Start with this: a British 'Leave' will be a severe blow to confidence. Foreign Direct Investment will fall. Sterling will plunge, at least initially. Domestic spending will dry up. There is very little doubt of this. There is pretty much no modelling that suggests that this isn't true. Then we will be on to a protracted and very difficult set of negotiations, which (let's be frank about it) we doubt that Whitehall and Westminster have the institutional memory and intellectual power even to conduct, let alone to bring to a successful conclusion. It will be a total car crash. There will be two years between the moment we pull the trigger on telling the EU that we're leaving, and the actual moment of exit: there may be many more before we get to anything like a trade settlement worthy of the name. It took tiny Greenland, by the way, three years to leave - when all the negotiations were focused on the fishing industry alone. The UK, a country more than a hundred times bigger, will need to tear itself away from the economic mooring it has made itself for more than forty years, and start all over again from scratch - as the World Trade Organisation has recently made clear - even in terms of its trade with the rest of the world. If you think that growth will carry on unimpeded during all that, you need a lie down in a darkened room and some iced water.
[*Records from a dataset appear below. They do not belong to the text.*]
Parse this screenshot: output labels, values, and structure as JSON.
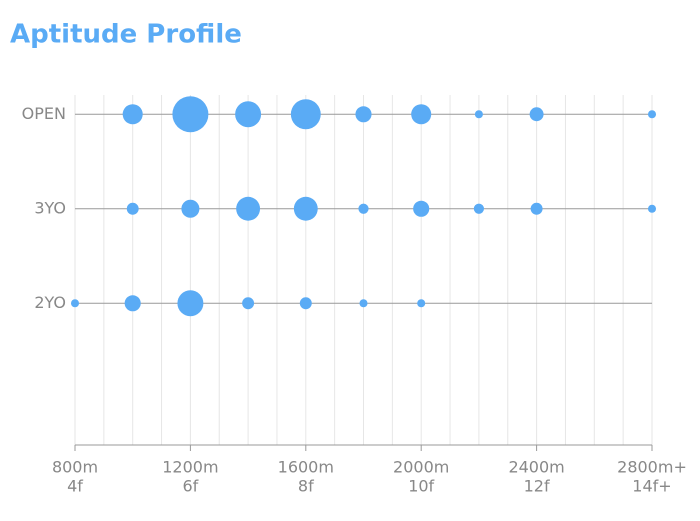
{
  "chart_data": {
    "type": "bubble",
    "title": "Aptitude Profile",
    "x": [
      800,
      1000,
      1200,
      1400,
      1600,
      1800,
      2000,
      2200,
      2400,
      2600,
      2800
    ],
    "xlim": [
      800,
      2800
    ],
    "xticks": [
      {
        "value": 800,
        "label": [
          "800m",
          "4f"
        ]
      },
      {
        "value": 1200,
        "label": [
          "1200m",
          "6f"
        ]
      },
      {
        "value": 1600,
        "label": [
          "1600m",
          "8f"
        ]
      },
      {
        "value": 2000,
        "label": [
          "2000m",
          "10f"
        ]
      },
      {
        "value": 2400,
        "label": [
          "2400m",
          "12f"
        ]
      },
      {
        "value": 2800,
        "label": [
          "2800m+",
          "14f+"
        ]
      }
    ],
    "xgrid": [
      800,
      900,
      1000,
      1100,
      1200,
      1300,
      1400,
      1500,
      1600,
      1700,
      1800,
      1900,
      2000,
      2100,
      2200,
      2300,
      2400,
      2500,
      2600,
      2700,
      2800
    ],
    "color": "#5aabf5",
    "series": [
      {
        "name": "OPEN",
        "values": [
          null,
          31,
          100,
          52,
          69,
          20,
          31,
          5,
          15,
          null,
          5
        ]
      },
      {
        "name": "3YO",
        "values": [
          null,
          11,
          25,
          44,
          44,
          8,
          20,
          8,
          11,
          null,
          5
        ]
      },
      {
        "name": "2YO",
        "values": [
          5,
          20,
          52,
          11,
          11,
          5,
          5,
          null,
          null,
          null,
          null
        ]
      }
    ]
  }
}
In the meantime, all the Government's energies will be bent in that direction. Want energy market reform? New power capacity? Labour market re-equipment and a new, bolder apprenticeship system? Bigger infrastructure projects? Regional innovation, city lending, novel forms of local public-private innovation? You'll get none of it. You'll just get Boris Johnson saving around bits of paper as he huffs and puffs his way between London, Brussels and Strasbourg, fiddling with bits of lint in his pockets. He won't worry: he's made a fortune from 'book' sales and journalism. He'll still be rich. You'll be poorer. He'll drink champagne. You'll feel like drinking hemlock.
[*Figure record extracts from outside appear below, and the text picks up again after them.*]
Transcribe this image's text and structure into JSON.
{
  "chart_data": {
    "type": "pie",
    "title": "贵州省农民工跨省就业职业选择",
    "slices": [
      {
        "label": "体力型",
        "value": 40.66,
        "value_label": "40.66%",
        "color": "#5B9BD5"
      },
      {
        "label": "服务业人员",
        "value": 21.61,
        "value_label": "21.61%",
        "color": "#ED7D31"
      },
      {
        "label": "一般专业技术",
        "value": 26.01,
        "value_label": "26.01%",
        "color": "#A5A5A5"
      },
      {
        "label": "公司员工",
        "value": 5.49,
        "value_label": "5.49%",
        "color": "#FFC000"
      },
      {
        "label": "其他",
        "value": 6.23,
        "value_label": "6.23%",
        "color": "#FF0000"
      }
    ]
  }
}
Look: it's this simple. If you have savings, if you have property, if you have a house which is your main source of savings value and security, if you have any exposure to a falling pound, if your job relies on trade with the other EU states, than 'Leave' probably will make you poorer. Don't want to listen to the International Monetary Fund, the Confederation of British Industry, the Bank of England, the Trades Union Congress, the President of the United States, the Prime Ministers of Canada, Australia, New Zealand? Try something a bit closer to home. Although a bit annoyed at the way his words have been pressed into use by the 'Remain' camp, Martin Lewis of MoneySavingExpert.com fame, will 'probably' vote to say in the EU 'on the balance of probabilities' - hardly a glowing endorsement, but from the most trusted personal finance expert in the country, something of a coup for 'Remain'.

It's your choice. It really is. But let us add our puny voice to the din: a vote for 'Leave' means that you will - for a while - be quite likely to be wreaking economic damage on your own country, and on yourself. You may well get poorer. Potentially, a lot poorer.

It's possible that the overwhelming balance of economists' views is wrong (they were more divided on the Euro, but a majority still favoured Britain joining). They are - sometimes - subject to groupthink. The precision of the Remain camp's warnings probably are overdone, as the prominent Remainer (and ex-Trade Secretary) Vince Cable accepts. You could gamble on all that. You could defy all these many, many warnings. You could leap in the dark. It might be that the pound's falls on bad news for 'Remain', and rises on good tidings, for 'Leave', won't be replicated in the early hours of 24 June if the Outers do win the day. It could always be the case that there won't be a large house price adjustment as confidence and certainty flood out of the UK (and into just about nowhere else). But not, we would advise on each and every one of these counts, very likely.

Ask yourself this: for yourself, for your family, for your children, why would you take the risk?